The eye-popping outdoor show that took place Wednesday night in Miami Beach was a sneak peek at what will be free daily fare once the New World inaugurates its new Frank Gehry-designed rehearsal and performance hall in January 2011.
From four synchronized projectors, each the size of an old VW bug engine, the symphony will beam a nightly, ever-changing program of concerts, videos, movies -- maybe even
sporting events -- onto the front of its new hall just off Lincoln Road.
The 70-by-100-foot projection wall, conceived as an integral part of the building, will face a planned new 2.5-acre park that symphony and Beach officials hope will become the city's new central gathering spot.
From the projectors, and a companion state-of-the-art sound system, will pour forth live broadcasts from inside the New World hall, or from concert halls around the world, as well as a steady diet of recorded performances, art videos, movies and anything else of a fitting cultural nature to divert the crowds expected to gather in the new park. (No advertisements, city and symphony officials promise.)
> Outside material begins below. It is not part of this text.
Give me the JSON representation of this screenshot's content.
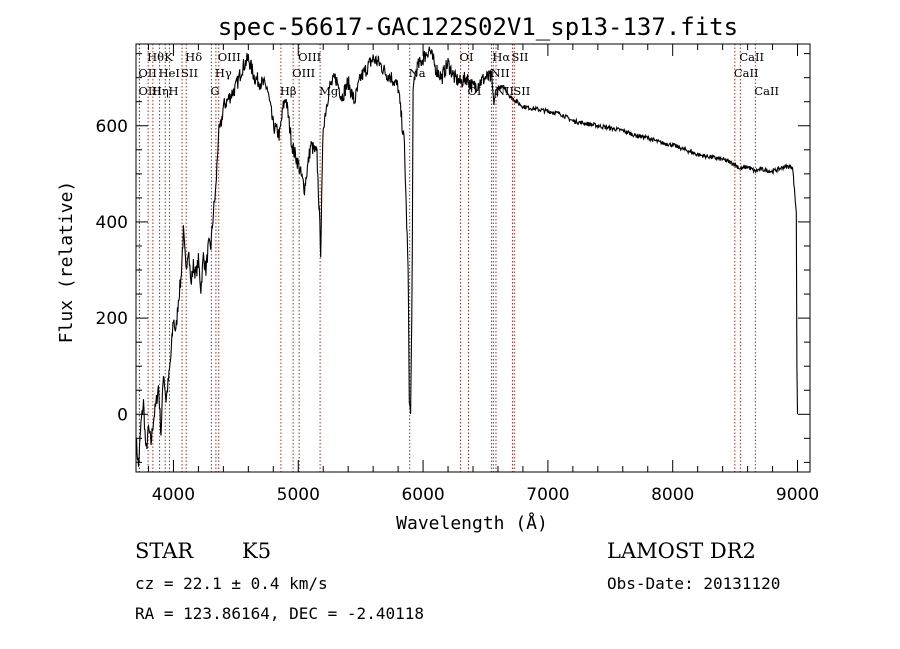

New World Symphony executives tested the powerful projection system, mounted on temporary scaffolding in what is for now a parking lot, over three nights this week. The projectors, manufactured by Christie, pour out a massive 30,000 lumens each, the brightest available, they said.
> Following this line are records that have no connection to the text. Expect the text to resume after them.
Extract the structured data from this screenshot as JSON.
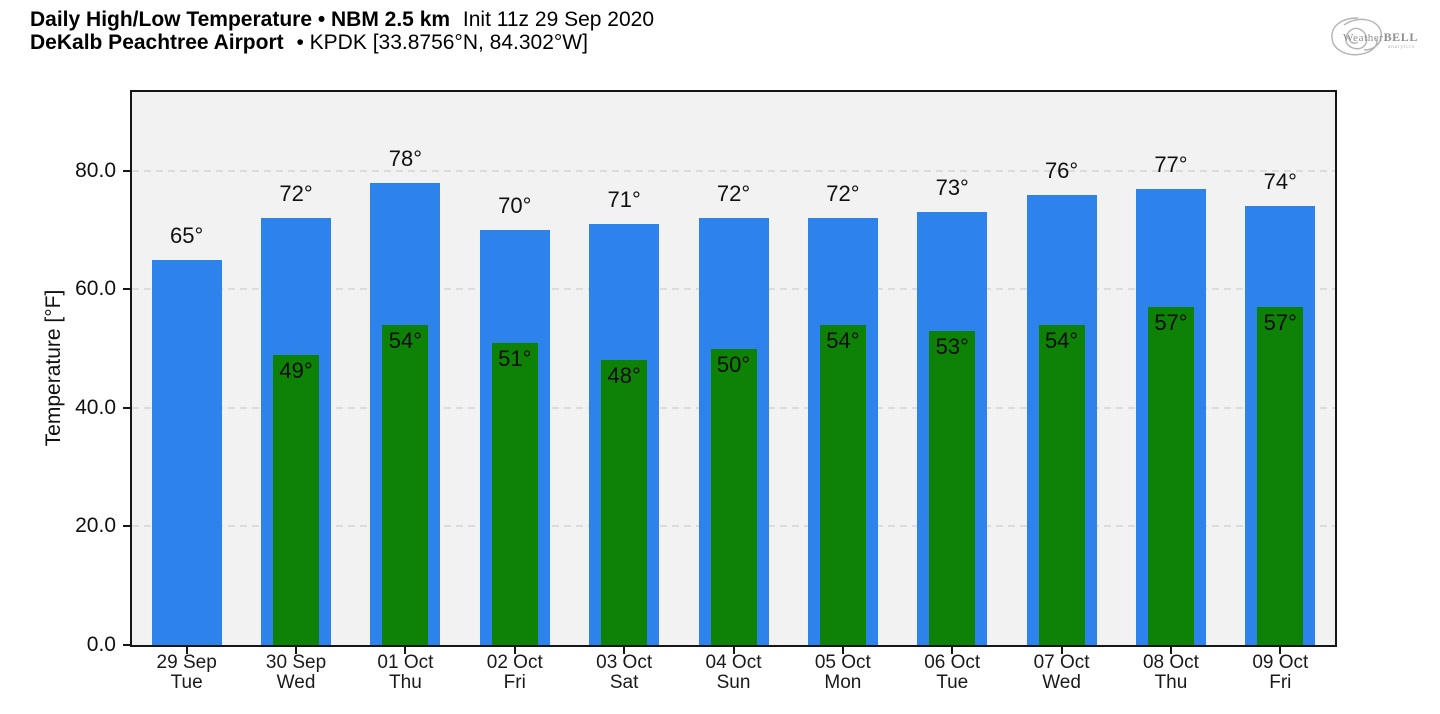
{
  "header": {
    "title_bold": "Daily High/Low Temperature • NBM 2.5 km",
    "title_regular": "Init 11z 29 Sep 2020",
    "subtitle_bold": "DeKalb Peachtree Airport",
    "subtitle_regular": "• KPDK [33.8756°N, 84.302°W]"
  },
  "logo": {
    "word_start": "Weather",
    "word_end": "BELL",
    "tagline": "analytics",
    "color": "#9a9a9a"
  },
  "chart_data": {
    "type": "bar",
    "title": "Daily High/Low Temperature • NBM 2.5 km",
    "subtitle": "DeKalb Peachtree Airport • KPDK [33.8756°N, 84.302°W]",
    "init": "Init 11z 29 Sep 2020",
    "xlabel": "",
    "ylabel": "Temperature [°F]",
    "ylim": [
      0,
      93.3
    ],
    "yticks": [
      0,
      20,
      40,
      60,
      80
    ],
    "ytick_labels": [
      "0.0",
      "20.0",
      "40.0",
      "60.0",
      "80.0"
    ],
    "grid": {
      "horizontal": true,
      "style": "dashed",
      "color": "#dcdcdc"
    },
    "legend": "none",
    "plot_bg": "#f2f2f2",
    "categories_date": [
      "29 Sep",
      "30 Sep",
      "01 Oct",
      "02 Oct",
      "03 Oct",
      "04 Oct",
      "05 Oct",
      "06 Oct",
      "07 Oct",
      "08 Oct",
      "09 Oct"
    ],
    "categories_day": [
      "Tue",
      "Wed",
      "Thu",
      "Fri",
      "Sat",
      "Sun",
      "Mon",
      "Tue",
      "Wed",
      "Thu",
      "Fri"
    ],
    "series": [
      {
        "name": "High",
        "color": "#2d82ec",
        "values": [
          65,
          72,
          78,
          70,
          71,
          72,
          72,
          73,
          76,
          77,
          74
        ],
        "labels": [
          "65°",
          "72°",
          "78°",
          "70°",
          "71°",
          "72°",
          "72°",
          "73°",
          "76°",
          "77°",
          "74°"
        ]
      },
      {
        "name": "Low",
        "color": "#0e8206",
        "values": [
          null,
          49,
          54,
          51,
          48,
          50,
          54,
          53,
          54,
          57,
          57
        ],
        "labels": [
          null,
          "49°",
          "54°",
          "51°",
          "48°",
          "50°",
          "54°",
          "53°",
          "54°",
          "57°",
          "57°"
        ]
      }
    ]
  }
}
After trying several projection modes, they settled on having each projector simultaneously beam out just one section of the 7,000 square-foot digital image, with software erasing any seams between the four quadrants.
“For the first time they saw the magnitude of this and began to think of all the possibilities, the same thing that happened to us Monday when we first switched it on,'' Hall said.
The new park, being designed by cutting-edge Dutch firm West 8, will include an open viewing area in front of the symphony hall. In a presentation last week, firm principal Adriaan Geuze said he envisions the projection shimmering through a screen of trees as visitors stroll through the rest of the park.
As bright as Wednesday's demonstration was, Hall said it will only get better once crews are done applying stucco and paint to the exterior wall, which flanks the new concert hall's main entrance.